Determination of the question of arbitrariness is to be made from the record. Llano, Inc. v. Southern Union Gas Co., supra. Here the record is deficient. Section 14-28-16, N.M.S.A. 1953, provides that the return to the writ:

"* * * [S]hall concisely set forth such further facts as may be pertinent or material to show the grounds of the decision appealed from and shall be verified."

The statute thus provides for a record that shows on what grounds the decision was made. The return to the writ shows recommendations made by the planning department, the decision of the planning commission and the decision of the city commission. There is nothing in the return to the writ to show "the grounds of the decision appealed from."

Petitioners assert that if the trial court does not have authority to zone property then they have no practical relief. They point out that there is no dispute that R-1 zoning is arbitrary. Yet, the municipality refused their request to rezone to C-1. This argument fails to consider the action of the planning commission. That body recommended R-2 zoning, conditioned on a replat.

Under Corondoni v. City of Albuquerque, 72 N.M. 422, 384 P.2d 691, this recommendation of the planning commission was a decision which could be appealed to the city commission. The city commission did not reverse this recommendation. See § 14-28-15, N.M.S.A. 1953. Instead, it upheld the recommendation.

Thus, when the trial court issued its writ, this tract was zoned R-2, conditioned on a replat. Respondents did not appeal that portion of the trial court's judgment enjoining enforcement of the condition. Accordingly, that portion of the injunction is in effect. This results in the tract being presently zoned R-2 with no condition attached to that zoning.

The portion of the injunction pertaining to building permits is not within any issue raised by the proceedings, nor was it litigated. Not being within the issues, that part of the injunction pertaining to building permits is erroneous. Crawford v. Holcomb, 57 N.M. 691, 262 P.2d 782.

The judgment of the trial court is reversed.
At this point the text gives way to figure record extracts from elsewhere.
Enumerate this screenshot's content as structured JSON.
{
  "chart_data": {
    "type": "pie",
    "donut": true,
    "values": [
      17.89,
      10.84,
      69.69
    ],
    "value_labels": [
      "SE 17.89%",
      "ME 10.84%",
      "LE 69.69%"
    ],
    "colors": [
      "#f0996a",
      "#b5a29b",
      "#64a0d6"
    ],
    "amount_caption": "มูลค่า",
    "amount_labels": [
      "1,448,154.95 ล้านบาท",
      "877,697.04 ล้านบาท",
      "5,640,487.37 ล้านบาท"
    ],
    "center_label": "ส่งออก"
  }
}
The cause is remanded with instructions to the trial court to set aside its judgment and (1) enter a new judgment enjoining respondents from enforcing the condition to R-2 zoning, (2) give respondents opportunity to amend their return to the writ and (3) from the record then presented decide whether denial of C-1 zoning was arbitrary as a matter of law.

It is so ordered.

CARMODY, C.J., NOBLE and COMPTON, JJ., and E.T. HENSLEY, Jr., C.J., Court of Appeals, concur.